If a fetus does have any sort of legal standing, such a step would protect its hypothetical right to existence, without removing the mother's non-hypothetical right to control of her own person.

(no subject)

Date: 2006-02-01 12:37 am (UTC)
From: [identity profile] holzman.livejournal.com
I think a more comparable idea would be a lottery to force someone to give up a kidney for transplant. It won't kill them, and it'll save a life.

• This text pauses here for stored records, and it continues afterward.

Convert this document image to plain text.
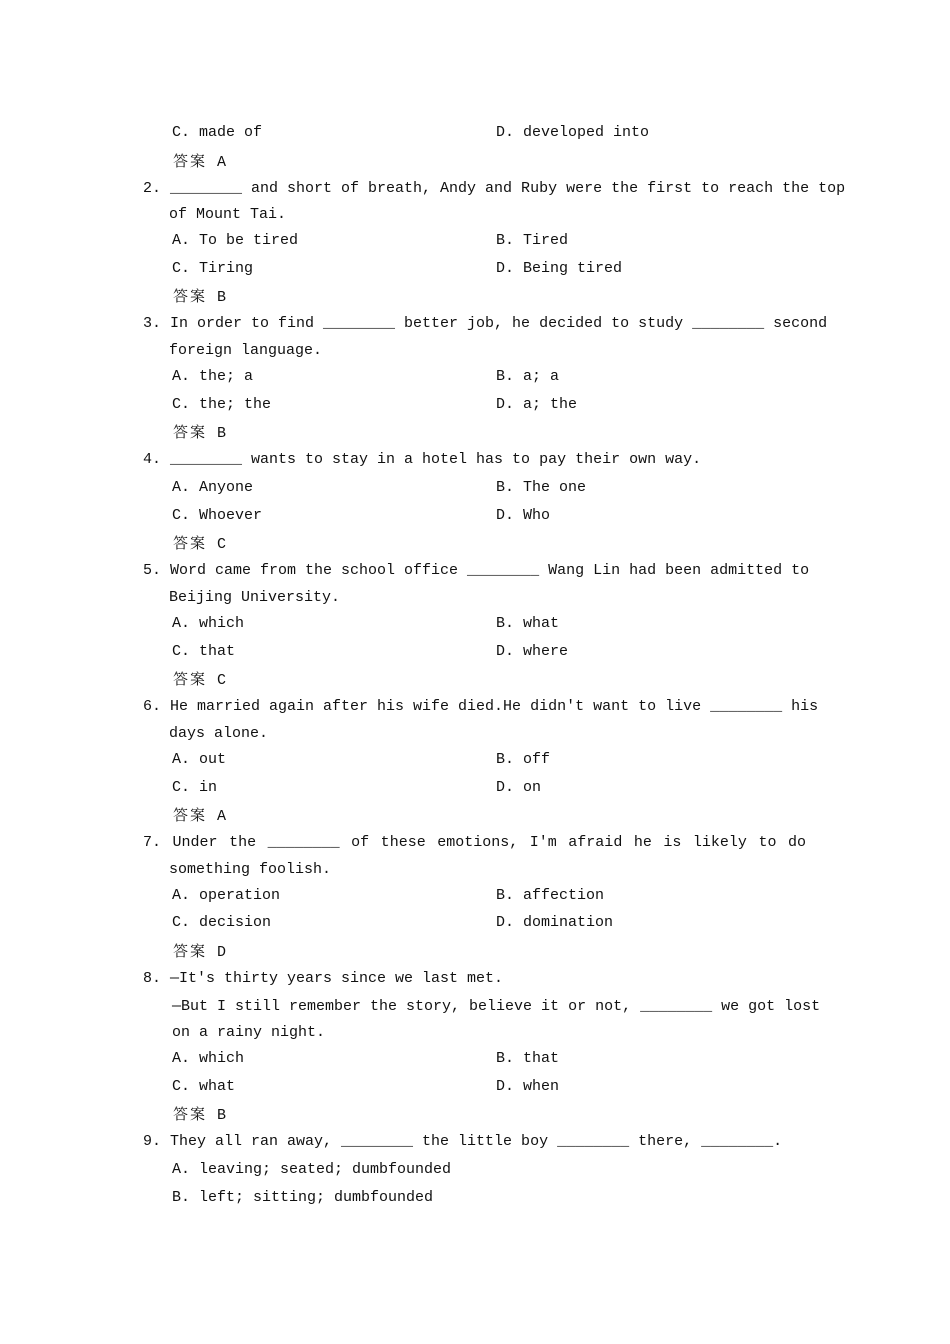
C. made of	D. developed into
答案 A
2. ________ and short of breath, Andy and Ruby were the first to reach the top
of Mount Tai.
A. To be tired	B. Tired
C. Tiring	D. Being tired
答案 B
3. In order to find ________ better job, he decided to study ________ second
foreign language.
A. the; a	B. a; a
C. the; the	D. a; the
答案 B
4. ________ wants to stay in a hotel has to pay their own way.
A. Anyone	B. The one
C. Whoever	D. Who
答案 C
5. Word came from the school office ________ Wang Lin had been admitted to
Beijing University.
A. which	B. what
C. that	D. where
答案 C
6. He married again after his wife died.He didn't want to live ________ his
days alone.
A. out	B. off
C. in	D. on
答案 A
7. Under the ________ of these emotions, I'm afraid he is likely to do
something foolish.
A. operation	B. affection
C. decision	D. domination
答案 D
8. —It's thirty years since we last met.
—But I still remember the story, believe it or not, ________ we got lost
on a rainy night.
A. which	B. that
C. what	D. when
答案 B
9. They all ran away, ________ the little boy ________ there, ________.
A. leaving; seated; dumbfounded
B. left; sitting; dumbfounded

Pregnancies have the potential to kill. Randomizing what body part is taken might be more comparable, but eliminating the risk of death is not.

(no subject)

Date: 2006-02-01 01:10 am (UTC)
From: [identity profile] nolly.livejournal.com
Taking a single kidney also has the chance to kill -- it is a major operation, with risks from anesthesia, infection, etc.

(no subject)

Date: 2006-02-01 01:30 am (UTC)
From: [identity profile] theletterelle.livejournal.com
I'm generalizing with your standard, run of the mill normal pregancy. I suppose a kidney operation also has the potential to kill, if the donor has medical risk factors.

I still maintain that forcing a pregnancy to term, with possible risk of death, is more comparable to forcing kidney donation than forcing the donation of a pair of lungs, which will certainly kill.

(no subject)

Date: 2006-02-01 01:32 am (UTC)
From: [identity profile] xiphias.livejournal.com
Howabout the donation of a single lung?

(no subject)

Date: 2006-02-01 01:49 am (UTC)
From: [identity profile] theletterelle.livejournal.com
Is a single-lung transplant commonly done?

(no subject)

Date: 2006-02-01 06:20 am (UTC)
From: [identity profile] vvalkyri.livejournal.com
maybe a portion of a liver would be better. Kidney leaves you vulnerable should you ever have a bad kidney.